Wie so oft Probleme mit dem S-Bahnverkehr. Die Stammstrecke ist für meine Linie gesperrt. Den Hinweis darauf habe ich in den Details der MVV-App übersehen. In Pasing umsteigen und, wie sich zeigt, gibt's auch auf den anderen Linien Verspätungen. Unmut bei den Fahrgästen.
Ich komme am Marienplatz an und packe meine Kamera aus. Mein Smartphone verbinde ich per Bluetooth mit der Kamera. Sofern ein GPS-Signal empfangen wird, werden die GPS-Daten in die Exif-Daten meiner Aufnahmen übernommen. Heute stehen Aufnahmen in Schwarzweiss bzw. Monochrom auf dem Plan.
Odeonsplatz & Theatinerkirche
Es ist Samstag. Daher herrscht auf den Gehwegen bis zum Odeonsplatz viel Betrieb.

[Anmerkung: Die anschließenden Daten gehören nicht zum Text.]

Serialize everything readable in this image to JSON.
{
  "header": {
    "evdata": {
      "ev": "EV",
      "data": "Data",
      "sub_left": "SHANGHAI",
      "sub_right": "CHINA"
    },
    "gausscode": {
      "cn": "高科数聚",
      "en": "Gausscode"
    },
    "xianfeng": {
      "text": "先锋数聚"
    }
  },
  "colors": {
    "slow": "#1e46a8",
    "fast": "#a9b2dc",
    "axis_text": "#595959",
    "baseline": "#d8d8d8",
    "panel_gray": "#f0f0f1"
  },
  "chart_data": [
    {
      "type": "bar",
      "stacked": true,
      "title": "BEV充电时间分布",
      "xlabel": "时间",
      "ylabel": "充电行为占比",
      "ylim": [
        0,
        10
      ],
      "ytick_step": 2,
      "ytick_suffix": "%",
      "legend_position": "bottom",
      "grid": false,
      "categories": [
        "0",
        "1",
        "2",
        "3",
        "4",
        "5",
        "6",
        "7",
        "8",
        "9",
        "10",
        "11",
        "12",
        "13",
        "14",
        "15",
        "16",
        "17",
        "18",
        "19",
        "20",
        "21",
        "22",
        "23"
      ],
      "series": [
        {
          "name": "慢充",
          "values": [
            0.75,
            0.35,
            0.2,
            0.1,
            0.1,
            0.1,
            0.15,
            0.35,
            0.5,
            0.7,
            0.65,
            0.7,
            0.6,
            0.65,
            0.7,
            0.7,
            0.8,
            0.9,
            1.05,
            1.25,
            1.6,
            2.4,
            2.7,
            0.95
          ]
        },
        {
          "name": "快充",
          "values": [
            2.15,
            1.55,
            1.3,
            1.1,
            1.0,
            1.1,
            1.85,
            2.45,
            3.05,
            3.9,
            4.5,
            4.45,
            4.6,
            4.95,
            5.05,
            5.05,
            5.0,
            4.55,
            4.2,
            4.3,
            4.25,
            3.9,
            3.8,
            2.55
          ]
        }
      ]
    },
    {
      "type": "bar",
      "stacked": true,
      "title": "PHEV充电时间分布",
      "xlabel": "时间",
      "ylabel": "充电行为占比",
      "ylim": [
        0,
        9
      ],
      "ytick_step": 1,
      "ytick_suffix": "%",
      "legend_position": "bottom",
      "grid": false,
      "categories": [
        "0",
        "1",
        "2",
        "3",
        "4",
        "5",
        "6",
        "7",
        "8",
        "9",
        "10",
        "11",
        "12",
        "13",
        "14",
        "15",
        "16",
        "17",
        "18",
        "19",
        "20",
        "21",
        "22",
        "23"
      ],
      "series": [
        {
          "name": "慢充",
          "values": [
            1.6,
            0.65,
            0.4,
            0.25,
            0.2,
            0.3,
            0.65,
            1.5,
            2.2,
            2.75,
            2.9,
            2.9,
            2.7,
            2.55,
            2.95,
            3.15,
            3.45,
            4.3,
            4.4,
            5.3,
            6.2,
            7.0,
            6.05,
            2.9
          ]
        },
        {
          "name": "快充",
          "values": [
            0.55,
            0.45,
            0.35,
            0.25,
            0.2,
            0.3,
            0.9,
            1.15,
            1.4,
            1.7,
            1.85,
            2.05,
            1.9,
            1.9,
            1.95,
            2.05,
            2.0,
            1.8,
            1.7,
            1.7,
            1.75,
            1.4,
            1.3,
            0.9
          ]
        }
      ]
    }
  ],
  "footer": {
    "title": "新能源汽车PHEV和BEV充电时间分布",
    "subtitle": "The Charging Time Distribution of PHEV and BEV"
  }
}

Der Treppenaufgang zum "Podest" der Feldherrnhalle (Wikipedia) ist gesperrt. Sie wurde Mitte des 18. Jahrhunderts erbaut und wird derzeit saniert. 2025 soll sie in neuem Glanz erstrahlen. Wie bereits vor Monaten Baustelle nicht nur dort. Die beiden Löwen aus Marmor bewachen den Platz.
Das Wetter hält. Wolken, aber auch viel Licht. Zahlreiche Menschen laufen über den Odeonsplatz.
Elektronischer Verschluss + Liveview = geräuschlos
Ich besuche die Theatinerkirche. Meine Kamera stelle ich auf elektronischen Verschluss und Liveview-Betrieb. So entstehen beim Auslösen keine störenden Geräusche wie Spiegelschlag und mechanisches Verschlussgeräusch. Ein elektronischer Verschluss führt in Szenen mit schnellen Bewegungen schnell zu verzerrt aufgezeichneten Motiven. In der Kirche wird das eher nicht der Fall sein. Ich erwarte keine Probleme.
Bildstabilisierung
Ein Dreibeinstativ benötige ich nicht. Denn die kamera-interne Bildstabilisierung (IBIS, In-Body-Image-Stabilization) funktioniert bei diesem Kameramodell auch gleichzeitig mit elektronischen Verschluss. Das hilft, ISO niedrig zu halten, ohne Aufnahmen zu verwackeln.
Elektronische Wasserwaage
Die korrekte horizontale und vertikale Ausrichtung der Kamera kontrolliere ich über die eingeblendeten Anzeigen der elektronischen Wasserwaage.
Touch Screen
Zum fokussieren erweist sich der Touch Screen als hilfreich. Kein Navigieren mit Joystick oder Tasten nötig. Ich kann die Kamera mit linker und rechter Hand gleichzeitig bedienen. Mit der linken Hand tippe ich die zu fokussierende Stelle im Bild an, rechts modifiziere ich bei Bedarf Blende, Zeit oder ISO mit den Einstellrädern. Im Extremfall kann ich die Kamera so konfigurieren, dass sie mit Antippen des Displays nicht nur fokussiert, sondern auch auslöst.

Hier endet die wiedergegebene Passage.